L'impronta della New Wave si può sentire su gruppi importanti come: “Radiohead”, “Depeche Mode”, “R.E.M.”, “Cure” ed i più recenti “Franz Ferdinand”; soprattutto in Inghilterra, l'America era più legata alle radici del rock, blues, ecc...

Mi sembra di capire che il blues non fosse proprio nelle vostre corde...
Allora, a Ferrara, non c'era molta gente che suonasse blues, in proporzione ce n'è molta di più oggi, forse per via dell'influenza dell'AMF. Noi, ma in generale la New Wave, volevamo tagliare con la cosiddetta “musica nera”, le sonorità soul andavano per la maggiore allora. Non abbiamo apprezzato il cambiamento di rotta di Paul Weller con gli Styl Council che avevano incominciato a dedicarsi a sonorità più soul. Il nome della compilation a “White Chance” si riferisce proprio a questo argomento: dare una “chance” alla “musica bianca”
, tagliando con le mode dell'epoca.

Rispetto alle band di oggi, come si svolgevano i live?
Oggi chi suona live è praticamente obbligato a suonare cover, se no non lo fanno suonare, invece allora era più facile eseguire pezzi propri ed avere comunque seguito di pubblico, oggi è molto difficile richiamare gente con musica originale. In oltre ogni gruppo era ben identificato nel proprio genere, per esempio noi Plastic Trash, gli Intelligence Departmen ed i Go Flamingo (band che appaiono nella compilation “A White Chance” n.d.r.) eravamo amici, ma i nostri generi erano piuttosto differenti.


Invece per quanto riguarda le esperienze in studio?
Oggi puoi fare una demo di ottima qualità anche in casa, se sai usare gli strumenti. In realtà la cosa bella è che allora dovevi fare proprio come i grandi. Dovevi andare in studio, starci per almeno tre giorni consecutivi, lavorare sulle sovraincisioni, ecc... ed era molto emozionate, perché non avevi altro luogo in cui incidere, se non lo studio. Arrivare ad incidere una demo professionale era una vera e propria tappa.
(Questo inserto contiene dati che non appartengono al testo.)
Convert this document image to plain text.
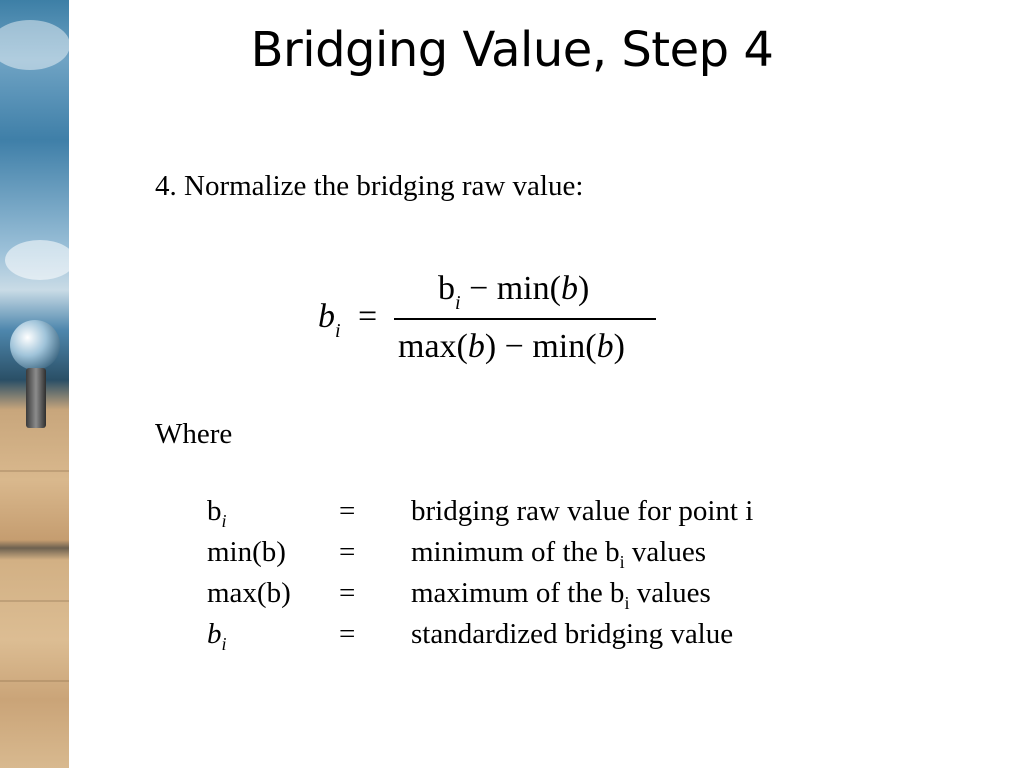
Bridging Value, Step 4
4. Normalize the bridging raw value:
$b_i$ =
$b_i - \min(b)$
max(b) − min(b)
Where
$b_i$	= bridging raw value for point i
min(b) = minimum of the $b_i$ values
max(b) = maximum of the $b_i$ values
$b_i$	= standardized bridging value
C'erano tutti i presupposti per provare ad andare in contro al successo. Perché vi siete fermati?
Non abbiamo mai creduto di poter riscuotere successo ed abbiamo superato anche le nostre stesse aspettative. Quando siamo arrivati ad un certo livello avevamo un'età in cui le scelte di vita erano già state fatte: avevamo le nostre famiglie ed ognuno il proprio impiego, non è come diventare famosi a vent'anni, noi eravamo già sulla trentina, non era facile.
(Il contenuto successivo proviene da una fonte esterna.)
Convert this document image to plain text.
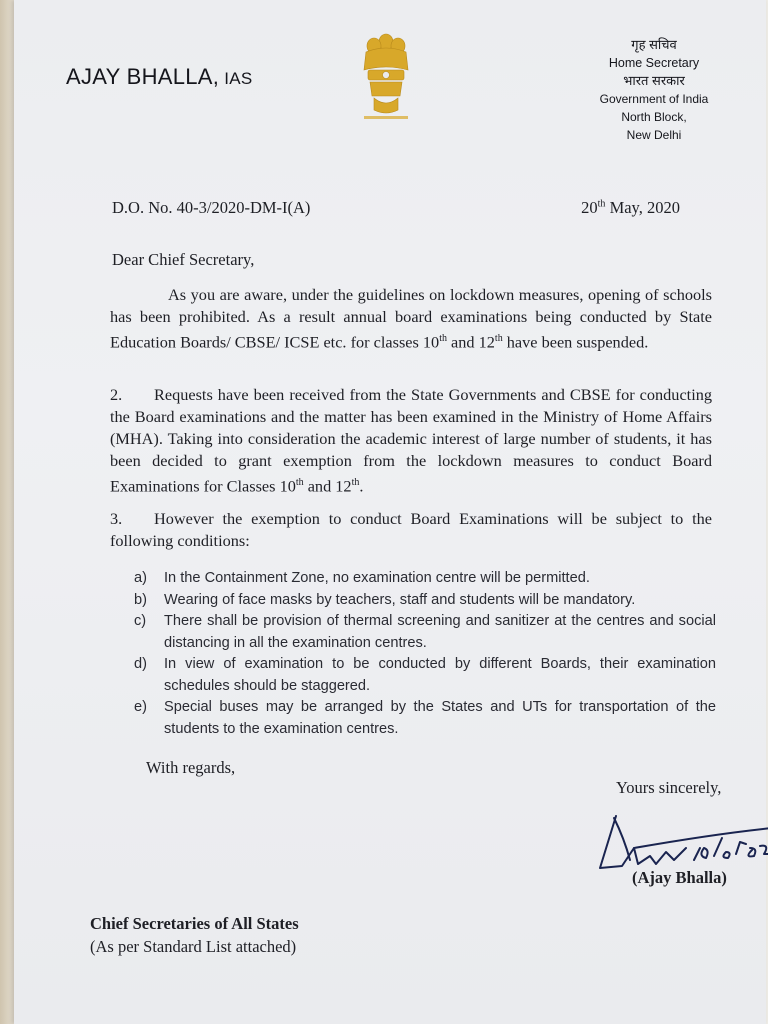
AJAY BHALLA, IAS
गृह सचिव
Home Secretary
भारत सरकार
Government of India
North Block,
New Delhi
D.O. No. 40-3/2020-DM-I(A)	20th May, 2020
Dear Chief Secretary,
As you are aware, under the guidelines on lockdown measures, opening of schools has been prohibited. As a result annual board examinations being conducted by State Education Boards/ CBSE/ ICSE etc. for classes 10th and 12th have been suspended.
2. Requests have been received from the State Governments and CBSE for conducting the Board examinations and the matter has been examined in the Ministry of Home Affairs (MHA). Taking into consideration the academic interest of large number of students, it has been decided to grant exemption from the lockdown measures to conduct Board Examinations for Classes 10th and 12th.
3. However the exemption to conduct Board Examinations will be subject to the following conditions:
a)	In the Containment Zone, no examination centre will be permitted.
b)	Wearing of face masks by teachers, staff and students will be mandatory.
c)	There shall be provision of thermal screening and sanitizer at the centres and social distancing in all the examination centres.
d)	In view of examination to be conducted by different Boards, their examination schedules should be staggered.
e)	Special buses may be arranged by the States and UTs for transportation of the students to the examination centres.
With regards,
Yours sincerely,
(Ajay Bhalla)
Chief Secretaries of All States
(As per Standard List attached)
I Go Flamingo non sono mai usciti di scena e gli Intelligence Department si sono riuniti con un concerto all'Arci Bolognesi ad Ottobre di quest'anno. E' prevista una reunion anche per voi?
Abbiamo tentato un po' di anni fa: ci siamo ritrovati, abbiamo preso una sala, ma il chitarrista si ruppe un dito all'epoca ed ora rimane l'unico elemento della band che ha smesso completamente di suonare, così non abbiamo più ripreso a provare.
In realtà è in atto un progetto abbastanza simile a quello degli Intelligence Department. Per ora ci è stata fatta una proposta che sta prendendo piede, proveniente da Roma.
Noi ne avremmo una gran voglia di riunirci! L'unico punto dolente è quello di dover ristudiare i nostri vecchi brani, che ad oggi, ci rendiamo conto essere piuttosto difficili.



Per ora ringraziamo Marco e Tiziano per la loro disponibilità, ma la promessa della reunion ce la leghiamo al dito! Con la speranza di riascoltare presto dal vivo i Plastic Trash!